Film, liseli bir genç kızın bir grup adam tarafından boğularak öldürülüp muhtemelen tecavüze uğradığı bir sahneyle başlıyor. Neden yapılıyor ve kim yapıyor bunu bilmiyoruz. Ama genel olarak, kalabalık caddelerin arasındaki ıssız sokaklardan birinde işleniyor bu cinayet, belki tüm karmaşıklığa esir olan insanların bir adım ötesinde. Kimse tarafından duyulmuyor. Sonraki sahnelerde anlayacağımız üzere, bu cinayet 7 kişi tarafından ‘sisteme’ hizmet etmek için yapılıyor. Bu 7 kişi de dâhil olmak üzere, kimse cinayetin neden yapıldığını, ne işe yaradığını bilmiyor. Emredilen iş bitiriliyor ve kız öldürülüyor. Önemli olan sadece, verilen işin yapılmış olması. Neyin neden yapıldığı çok da önemli değil gibi görünüyor.

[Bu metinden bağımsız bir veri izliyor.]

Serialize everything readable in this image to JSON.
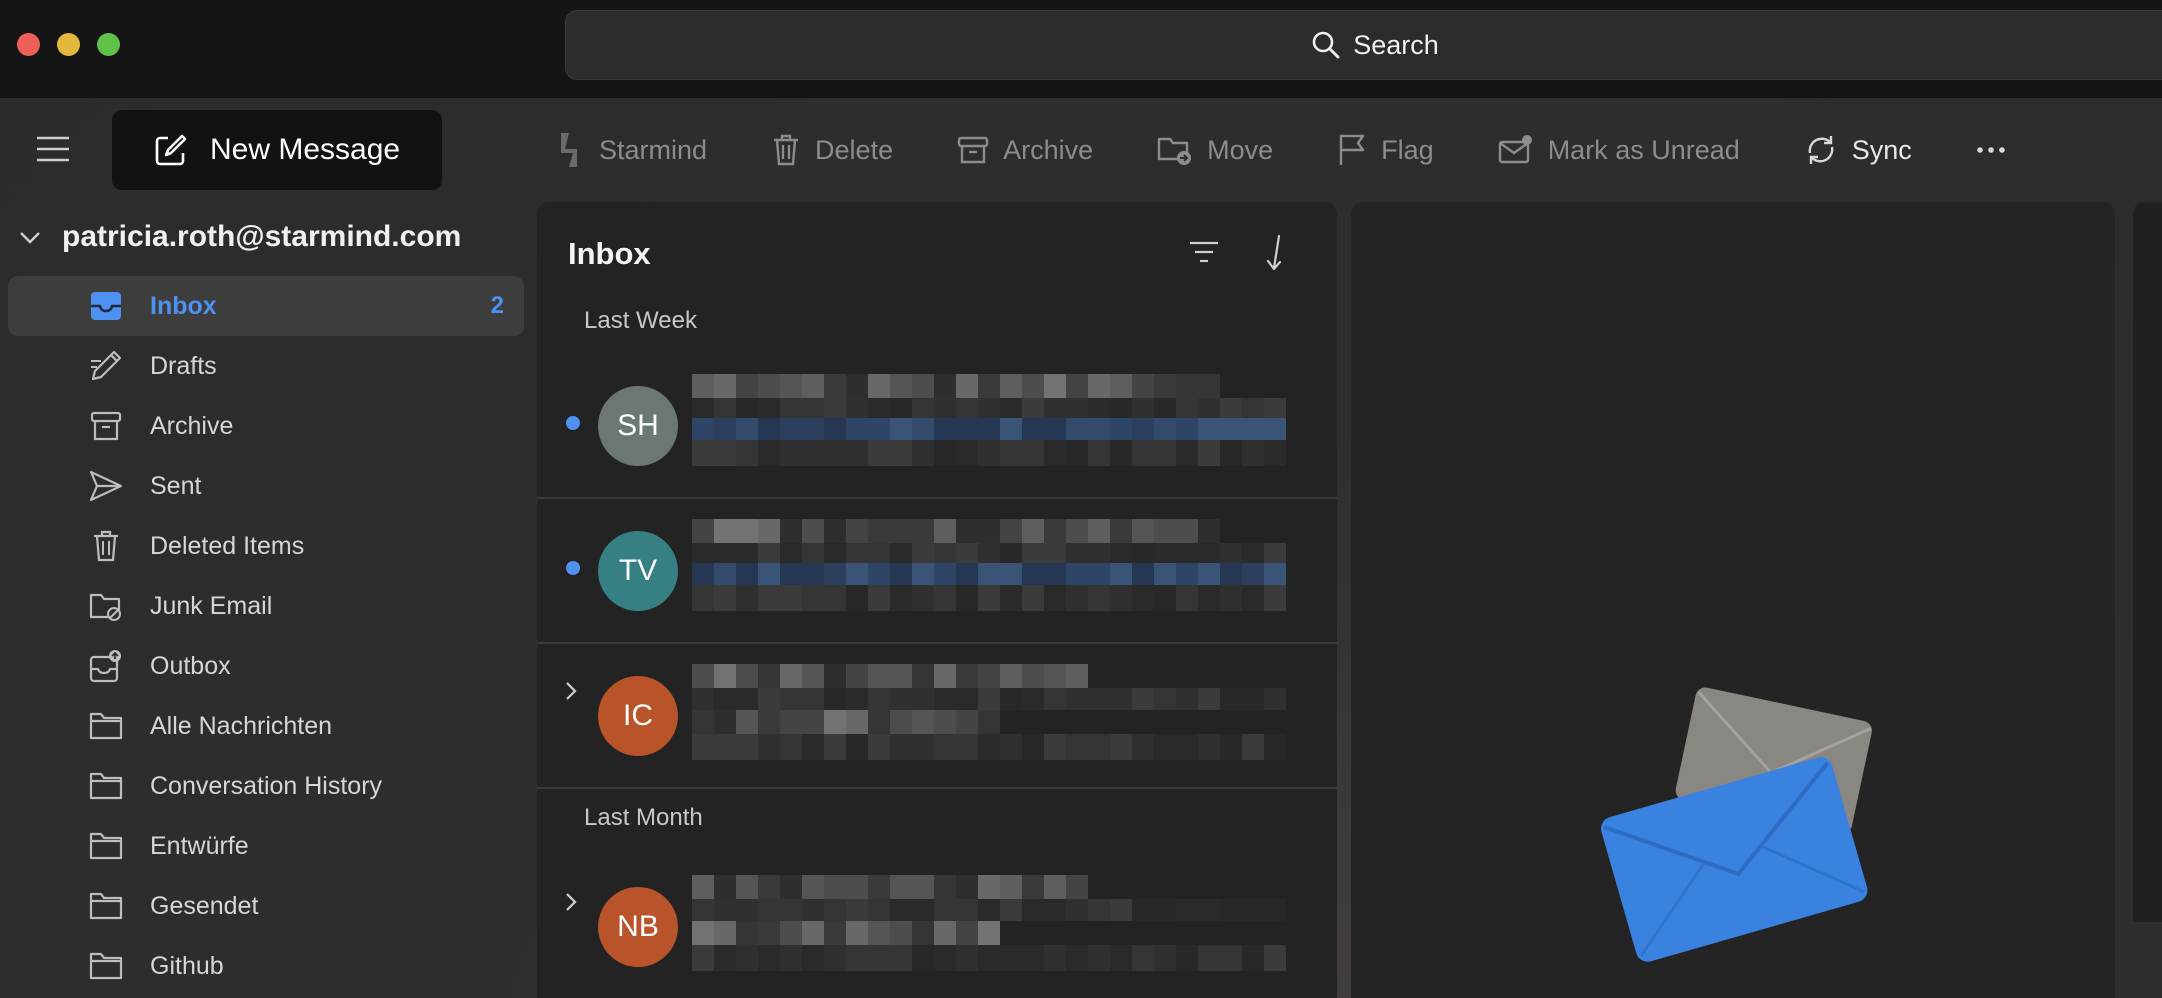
{
  "search": {
    "label": "Search"
  },
  "new_message": {
    "label": "New Message"
  },
  "toolbar": {
    "starmind": "Starmind",
    "delete": "Delete",
    "archive": "Archive",
    "move": "Move",
    "flag": "Flag",
    "mark_unread": "Mark as Unread",
    "sync": "Sync"
  },
  "account": {
    "email": "patricia.roth@starmind.com"
  },
  "folders": [
    {
      "label": "Inbox",
      "count": "2",
      "icon": "inbox-icon"
    },
    {
      "label": "Drafts",
      "icon": "pencil-icon"
    },
    {
      "label": "Archive",
      "icon": "archive-box-icon"
    },
    {
      "label": "Sent",
      "icon": "send-icon"
    },
    {
      "label": "Deleted Items",
      "icon": "trash-icon"
    },
    {
      "label": "Junk Email",
      "icon": "junk-folder-icon"
    },
    {
      "label": "Outbox",
      "icon": "outbox-icon"
    },
    {
      "label": "Alle Nachrichten",
      "icon": "folder-icon"
    },
    {
      "label": "Conversation History",
      "icon": "folder-icon"
    },
    {
      "label": "Entwürfe",
      "icon": "folder-icon"
    },
    {
      "label": "Gesendet",
      "icon": "folder-icon"
    },
    {
      "label": "Github",
      "icon": "folder-icon"
    }
  ],
  "message_list": {
    "title": "Inbox",
    "groups": [
      {
        "label": "Last Week",
        "messages": [
          {
            "initials": "SH",
            "avatar_color": "#6b7777",
            "unread": true,
            "thread": false
          },
          {
            "initials": "TV",
            "avatar_color": "#367f82",
            "unread": true,
            "thread": false
          },
          {
            "initials": "IC",
            "avatar_color": "#b8532a",
            "unread": false,
            "thread": true
          }
        ]
      },
      {
        "label": "Last Month",
        "messages": [
          {
            "initials": "NB",
            "avatar_color": "#b8532a",
            "unread": false,
            "thread": true
          }
        ]
      }
    ]
  },
  "colors": {
    "accent": "#4e91f0",
    "envelope_blue": "#3a82e0",
    "envelope_gray": "#8a8783"
  }
}
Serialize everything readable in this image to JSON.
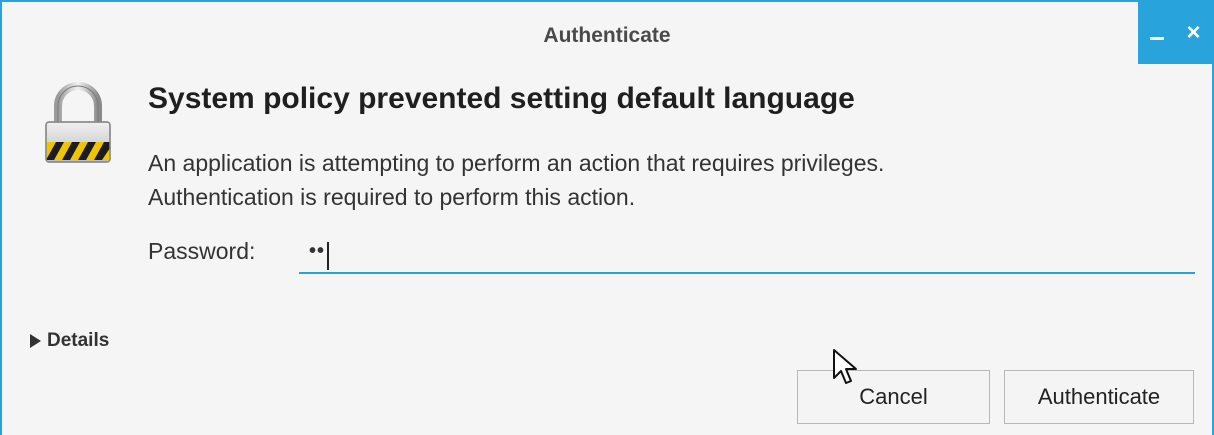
{
  "window": {
    "title": "Authenticate",
    "minimize_label": "–",
    "close_label": "×"
  },
  "dialog": {
    "heading": "System policy prevented setting default language",
    "message_line1": "An application is attempting to perform an action that requires privileges.",
    "message_line2": "Authentication is required to perform this action.",
    "password_label": "Password:",
    "password_value": "••",
    "details_label": "Details"
  },
  "buttons": {
    "cancel": "Cancel",
    "authenticate": "Authenticate"
  },
  "colors": {
    "accent": "#29a3dc"
  },
  "icons": {
    "lock": "padlock-icon",
    "expander": "triangle-right-icon",
    "cursor": "mouse-pointer-icon"
  }
}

Yedi ayrı adamın, onlardan intikam almak isteyen bir grup kişi tarafından kaçırılıp o gün yaptıklarını yazması istenen sahnelerle devam ediyor film. Alt kademeden başlayarak, bu işi planladığı düşünülen kişiye kadar gidiliyor. İntikam almak isteyen grup, bazen asker bazen mafya bazense işçi olarak çıkıyor karşımıza. Kimliklerini çok belli etmeyen, iş arkadaşı olmaktan uzak, özel soruların sorulmasını yasaklayan bu intikam peşindeki grubun başında bir adam görüyoruz. Muhtemelen öldürülen kızın babası olan bu adam, gerek grupla gerekse kendi içinde çatışmalar yaşayan fakat öfkesini durduramayan, bu intikamla ‘dünyayı değiştirmek isteyen’ bir baba. Bu grubun diğer karakterleri de kendi travmaları yüzünden bu gruba girmiş bireyler gibi görünüyor. Durmadan dayak yiyen ve teması ancak sadist bir tavırla elde edeceğini düşünen bir kadın, sefalet içinde yaşayan ve annesine bakmak zorunda olan bir adam, abisi tarafından okutulan fakat iş bulamadığı için sürekli ezilen bir kardeş, karısı yoğun bakımda olduğu için ona para bulmak zorunda olan bir eş, vs… Tüm bireylere baktığımızda, pasif agresif tutumun, öfkenin daha meşrulaşabildiği bir yerden çıkma hevesini görüyoruz. Fakat yetmiyor, olmuyor. Sisteme karşı olan öfke, kendi öfkelerinin yerini tutmuyor. Başka birinin acısı üzerinden alınan intikam belki de içselleştirilemiyor. Grubun başında olan adamla sürekli çatışıyorlar. Yedi kişiden birinin intihar etmesi, diğer birinin ise pişman olmaması üzerine şef tarafından öldürülmesi üzerine, belki öfkenin bu denli yıkıcılığını somut bir şekilde görmeleri yüzünden belki de toplumun acısı olmaktan çıkıp şefin bireysel acısı olması nedeniyle grupta dağılmalar başlıyor. Şef de son kişide, kendi içinde dağılıp çekip gidiyor.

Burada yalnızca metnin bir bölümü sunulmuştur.